Health Carelessness

One year ago I buried my Dad. I spent 5 years taking him to doctors and lessening excess costs and procedures.  Years ago, the Post referred to him as “the unobtrusive shaper of law.” For over 37 years he wrote major healthcare legislation as a Congressional Research Service branch head and a staff member on the House Ways and Means Committee helping with all forms of healthcare legislation.  Today our system is careless.

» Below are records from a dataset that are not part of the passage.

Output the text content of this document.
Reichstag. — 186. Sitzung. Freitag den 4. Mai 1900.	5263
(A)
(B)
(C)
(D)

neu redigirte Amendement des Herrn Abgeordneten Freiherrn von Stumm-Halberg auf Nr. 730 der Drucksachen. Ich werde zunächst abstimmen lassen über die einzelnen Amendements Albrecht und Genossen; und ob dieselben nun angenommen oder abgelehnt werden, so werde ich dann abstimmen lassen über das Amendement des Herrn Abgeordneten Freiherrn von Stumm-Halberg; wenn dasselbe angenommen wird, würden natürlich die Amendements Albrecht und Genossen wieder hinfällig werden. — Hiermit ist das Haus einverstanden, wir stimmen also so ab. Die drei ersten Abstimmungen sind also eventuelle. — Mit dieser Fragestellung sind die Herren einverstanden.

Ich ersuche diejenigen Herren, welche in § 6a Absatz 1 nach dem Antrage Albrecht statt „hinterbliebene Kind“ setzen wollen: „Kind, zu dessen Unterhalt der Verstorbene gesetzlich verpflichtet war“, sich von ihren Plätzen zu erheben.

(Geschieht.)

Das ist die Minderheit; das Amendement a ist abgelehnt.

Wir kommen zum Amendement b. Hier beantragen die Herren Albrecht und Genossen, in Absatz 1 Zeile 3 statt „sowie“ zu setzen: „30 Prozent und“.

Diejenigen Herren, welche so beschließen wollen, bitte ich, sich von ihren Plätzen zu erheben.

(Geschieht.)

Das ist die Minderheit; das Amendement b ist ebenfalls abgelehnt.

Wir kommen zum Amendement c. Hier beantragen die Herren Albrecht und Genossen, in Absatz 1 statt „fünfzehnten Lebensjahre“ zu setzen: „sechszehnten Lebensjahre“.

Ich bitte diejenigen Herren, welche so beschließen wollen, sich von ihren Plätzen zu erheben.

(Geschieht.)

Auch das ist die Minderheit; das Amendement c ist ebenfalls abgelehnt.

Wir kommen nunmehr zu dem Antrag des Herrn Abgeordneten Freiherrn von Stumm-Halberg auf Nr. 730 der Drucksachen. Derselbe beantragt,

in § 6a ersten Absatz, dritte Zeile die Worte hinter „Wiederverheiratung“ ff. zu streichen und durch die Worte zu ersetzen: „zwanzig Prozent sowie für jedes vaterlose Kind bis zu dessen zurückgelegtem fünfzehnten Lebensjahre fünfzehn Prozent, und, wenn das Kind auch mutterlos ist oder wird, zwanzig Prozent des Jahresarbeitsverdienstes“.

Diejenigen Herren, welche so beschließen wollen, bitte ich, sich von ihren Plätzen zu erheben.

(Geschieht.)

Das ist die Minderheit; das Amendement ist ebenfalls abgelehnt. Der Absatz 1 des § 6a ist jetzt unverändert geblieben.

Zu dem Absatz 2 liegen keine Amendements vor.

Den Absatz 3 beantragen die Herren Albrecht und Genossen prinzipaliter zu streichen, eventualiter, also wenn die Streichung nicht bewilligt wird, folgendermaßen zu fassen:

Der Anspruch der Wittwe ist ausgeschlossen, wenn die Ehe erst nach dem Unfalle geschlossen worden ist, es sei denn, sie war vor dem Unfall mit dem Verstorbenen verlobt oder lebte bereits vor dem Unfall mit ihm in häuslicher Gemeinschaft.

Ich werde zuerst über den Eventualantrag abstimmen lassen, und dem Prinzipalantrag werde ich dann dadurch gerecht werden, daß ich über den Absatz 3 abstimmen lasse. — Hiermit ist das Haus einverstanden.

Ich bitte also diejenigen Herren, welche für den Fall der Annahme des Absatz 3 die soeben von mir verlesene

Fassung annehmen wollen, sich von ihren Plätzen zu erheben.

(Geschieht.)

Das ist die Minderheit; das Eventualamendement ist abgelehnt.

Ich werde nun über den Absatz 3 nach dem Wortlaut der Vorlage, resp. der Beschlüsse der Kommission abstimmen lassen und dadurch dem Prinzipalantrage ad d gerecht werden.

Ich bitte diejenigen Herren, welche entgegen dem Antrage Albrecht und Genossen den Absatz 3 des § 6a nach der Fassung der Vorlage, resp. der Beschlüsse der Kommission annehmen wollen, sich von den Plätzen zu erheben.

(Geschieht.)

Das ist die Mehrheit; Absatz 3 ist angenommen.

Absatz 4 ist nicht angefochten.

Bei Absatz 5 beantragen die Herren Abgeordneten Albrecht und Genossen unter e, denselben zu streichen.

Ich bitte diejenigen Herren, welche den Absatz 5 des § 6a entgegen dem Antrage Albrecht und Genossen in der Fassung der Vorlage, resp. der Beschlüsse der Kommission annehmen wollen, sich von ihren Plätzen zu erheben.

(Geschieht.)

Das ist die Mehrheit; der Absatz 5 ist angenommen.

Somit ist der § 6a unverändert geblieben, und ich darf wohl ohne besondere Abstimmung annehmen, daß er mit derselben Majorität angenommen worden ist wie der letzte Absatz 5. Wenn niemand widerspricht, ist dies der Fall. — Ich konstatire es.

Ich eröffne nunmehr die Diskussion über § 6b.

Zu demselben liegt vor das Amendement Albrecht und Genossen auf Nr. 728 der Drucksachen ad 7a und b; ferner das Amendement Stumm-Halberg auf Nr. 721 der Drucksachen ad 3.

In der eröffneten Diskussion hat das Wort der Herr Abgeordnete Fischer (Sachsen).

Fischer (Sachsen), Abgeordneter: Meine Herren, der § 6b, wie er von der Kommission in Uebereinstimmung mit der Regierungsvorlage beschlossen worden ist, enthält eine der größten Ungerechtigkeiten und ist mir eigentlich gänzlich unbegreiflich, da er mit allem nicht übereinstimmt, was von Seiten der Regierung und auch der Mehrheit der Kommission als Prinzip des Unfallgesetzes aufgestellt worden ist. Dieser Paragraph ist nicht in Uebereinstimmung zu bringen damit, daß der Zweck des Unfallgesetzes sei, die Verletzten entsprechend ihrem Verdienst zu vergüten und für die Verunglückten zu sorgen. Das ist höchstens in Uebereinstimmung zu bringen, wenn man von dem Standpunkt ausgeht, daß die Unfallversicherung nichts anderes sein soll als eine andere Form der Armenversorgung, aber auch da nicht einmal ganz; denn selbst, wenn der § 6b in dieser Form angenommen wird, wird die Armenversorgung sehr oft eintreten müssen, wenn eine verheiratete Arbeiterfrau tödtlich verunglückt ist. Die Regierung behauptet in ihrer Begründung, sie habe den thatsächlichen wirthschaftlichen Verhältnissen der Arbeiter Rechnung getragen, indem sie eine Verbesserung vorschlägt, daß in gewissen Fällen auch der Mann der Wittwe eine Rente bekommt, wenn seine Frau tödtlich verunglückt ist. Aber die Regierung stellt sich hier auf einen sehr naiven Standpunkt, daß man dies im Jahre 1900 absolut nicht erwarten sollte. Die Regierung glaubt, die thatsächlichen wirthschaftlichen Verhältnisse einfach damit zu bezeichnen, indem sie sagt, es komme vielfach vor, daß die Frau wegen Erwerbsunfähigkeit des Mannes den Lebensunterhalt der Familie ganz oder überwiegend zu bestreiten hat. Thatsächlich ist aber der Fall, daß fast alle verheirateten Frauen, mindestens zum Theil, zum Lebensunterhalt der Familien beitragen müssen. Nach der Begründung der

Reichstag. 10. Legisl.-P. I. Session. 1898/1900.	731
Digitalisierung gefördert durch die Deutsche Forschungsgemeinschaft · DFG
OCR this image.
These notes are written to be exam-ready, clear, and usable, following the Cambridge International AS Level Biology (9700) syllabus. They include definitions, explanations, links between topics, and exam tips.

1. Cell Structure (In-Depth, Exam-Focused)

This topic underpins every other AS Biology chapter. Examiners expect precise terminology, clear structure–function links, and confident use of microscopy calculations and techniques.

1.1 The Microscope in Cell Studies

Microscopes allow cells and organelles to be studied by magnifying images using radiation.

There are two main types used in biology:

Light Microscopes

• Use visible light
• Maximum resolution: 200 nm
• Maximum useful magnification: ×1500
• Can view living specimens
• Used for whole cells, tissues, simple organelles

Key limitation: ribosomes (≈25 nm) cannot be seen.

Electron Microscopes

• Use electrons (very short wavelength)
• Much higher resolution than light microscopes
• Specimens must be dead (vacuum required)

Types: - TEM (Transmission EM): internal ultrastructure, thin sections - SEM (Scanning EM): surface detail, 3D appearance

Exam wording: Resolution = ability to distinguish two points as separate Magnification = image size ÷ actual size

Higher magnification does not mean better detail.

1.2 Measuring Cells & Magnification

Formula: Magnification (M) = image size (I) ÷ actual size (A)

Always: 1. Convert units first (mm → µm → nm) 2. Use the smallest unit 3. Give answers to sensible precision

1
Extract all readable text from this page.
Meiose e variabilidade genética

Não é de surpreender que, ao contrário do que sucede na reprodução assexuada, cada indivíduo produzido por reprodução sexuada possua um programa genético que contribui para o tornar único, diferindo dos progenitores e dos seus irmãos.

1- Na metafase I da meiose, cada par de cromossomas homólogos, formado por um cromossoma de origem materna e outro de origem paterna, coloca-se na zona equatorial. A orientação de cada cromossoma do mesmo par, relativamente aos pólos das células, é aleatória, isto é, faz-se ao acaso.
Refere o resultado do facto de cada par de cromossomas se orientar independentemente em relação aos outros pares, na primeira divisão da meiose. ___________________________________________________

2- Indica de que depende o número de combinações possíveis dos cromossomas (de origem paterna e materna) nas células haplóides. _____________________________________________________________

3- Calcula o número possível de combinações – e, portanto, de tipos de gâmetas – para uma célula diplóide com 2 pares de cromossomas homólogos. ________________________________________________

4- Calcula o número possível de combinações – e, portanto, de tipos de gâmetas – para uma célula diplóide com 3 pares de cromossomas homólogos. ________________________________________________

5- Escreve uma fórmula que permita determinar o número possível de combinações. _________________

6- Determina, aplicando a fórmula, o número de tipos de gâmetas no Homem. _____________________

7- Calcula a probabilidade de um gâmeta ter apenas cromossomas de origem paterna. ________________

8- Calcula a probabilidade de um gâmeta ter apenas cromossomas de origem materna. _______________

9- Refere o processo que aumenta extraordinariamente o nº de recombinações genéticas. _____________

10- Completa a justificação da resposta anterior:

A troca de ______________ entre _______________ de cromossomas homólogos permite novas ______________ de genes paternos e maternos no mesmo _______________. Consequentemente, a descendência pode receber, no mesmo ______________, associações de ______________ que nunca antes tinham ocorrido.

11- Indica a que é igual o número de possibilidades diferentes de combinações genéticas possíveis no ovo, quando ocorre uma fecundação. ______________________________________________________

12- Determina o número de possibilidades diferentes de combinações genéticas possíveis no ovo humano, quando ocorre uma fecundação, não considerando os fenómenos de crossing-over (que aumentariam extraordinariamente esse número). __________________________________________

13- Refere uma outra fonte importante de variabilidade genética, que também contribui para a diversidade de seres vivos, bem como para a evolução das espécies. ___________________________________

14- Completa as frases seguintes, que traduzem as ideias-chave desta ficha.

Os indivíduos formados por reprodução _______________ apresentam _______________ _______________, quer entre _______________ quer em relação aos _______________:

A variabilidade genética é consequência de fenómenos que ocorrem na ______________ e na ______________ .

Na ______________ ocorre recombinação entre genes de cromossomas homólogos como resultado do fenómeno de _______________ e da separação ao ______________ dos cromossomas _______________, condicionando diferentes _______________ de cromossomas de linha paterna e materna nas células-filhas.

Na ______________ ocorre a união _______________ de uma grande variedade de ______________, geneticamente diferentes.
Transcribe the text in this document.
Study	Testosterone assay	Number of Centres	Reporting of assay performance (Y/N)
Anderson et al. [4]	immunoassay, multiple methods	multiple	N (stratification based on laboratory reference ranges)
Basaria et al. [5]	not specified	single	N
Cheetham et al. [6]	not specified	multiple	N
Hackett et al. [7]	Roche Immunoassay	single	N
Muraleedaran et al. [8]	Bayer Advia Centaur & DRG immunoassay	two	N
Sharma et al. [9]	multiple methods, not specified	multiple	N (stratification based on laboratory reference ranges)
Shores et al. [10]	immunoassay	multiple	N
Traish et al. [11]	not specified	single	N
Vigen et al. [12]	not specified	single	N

America's medical care system is complex.  U.S. total healthcare expenditure is $2.7 trillion or 18 percent of GDP.  It is forecast to reach 34 percent of GDP by 2040.  In 2010 Americans spent $1.3 trillion on healthcare. Multiple chronic illness cases that are just one percent of healthcare expenditure consume 21 percent of this total amount.  The last tier of 50 percent of patients accounted for 2.8 percent of spending last year.  Contrary to popular opinion only 10 percent of healthcare dollars are spent in the last year of life.  While there is increased spending in the last few months approaching death, it is not the massive percentage of medical care dollars that is widely believed.

Healthcare spending is forecast to account for nearly 20 percent of gross domestic product (GDP), or one-fifth of the U.S. economy, by 2021.  It’s been estimated that waste may account for between one-third and one-half of all U.S. healthcare. It could be eliminated without harming consumers or reducing the quality of care.

The largest area of waste is ‘defensive medicine’, including redundant, inappropriate or unnecessary tests and procedures. Other factors that contribute to this excessive spending include non-adherence to medical advice and prescriptions alcohol abuse, etc.

Another reasons cost  are spiraling is because we do not monitor or intervene in medical pricing.  There is a need to best account for who is responsible for controlling healthcare costs including lawyers, doctors, insurers, hospitals, drug makers, and patients. In 2011 scientists estimated that roughly 75,000 deaths might have been averted in 2005 if every state had delivered care at the quality level of the best performing state.

The Congressional Budget Office has said, “total spending on healthcare would eventually account for all of the country’s economic output.”  This may be a primary reason for long-term deficits.  

It is forecasted the disability portion of the Social Security Trust Fund will be exhausted by 2022. The typical recipients now is a middle-aged worker whose main ailment is either a muscular skeletal or psychological.

Our future is in jeopardy due to our careless medical system. Also we could save over 75,000 lives.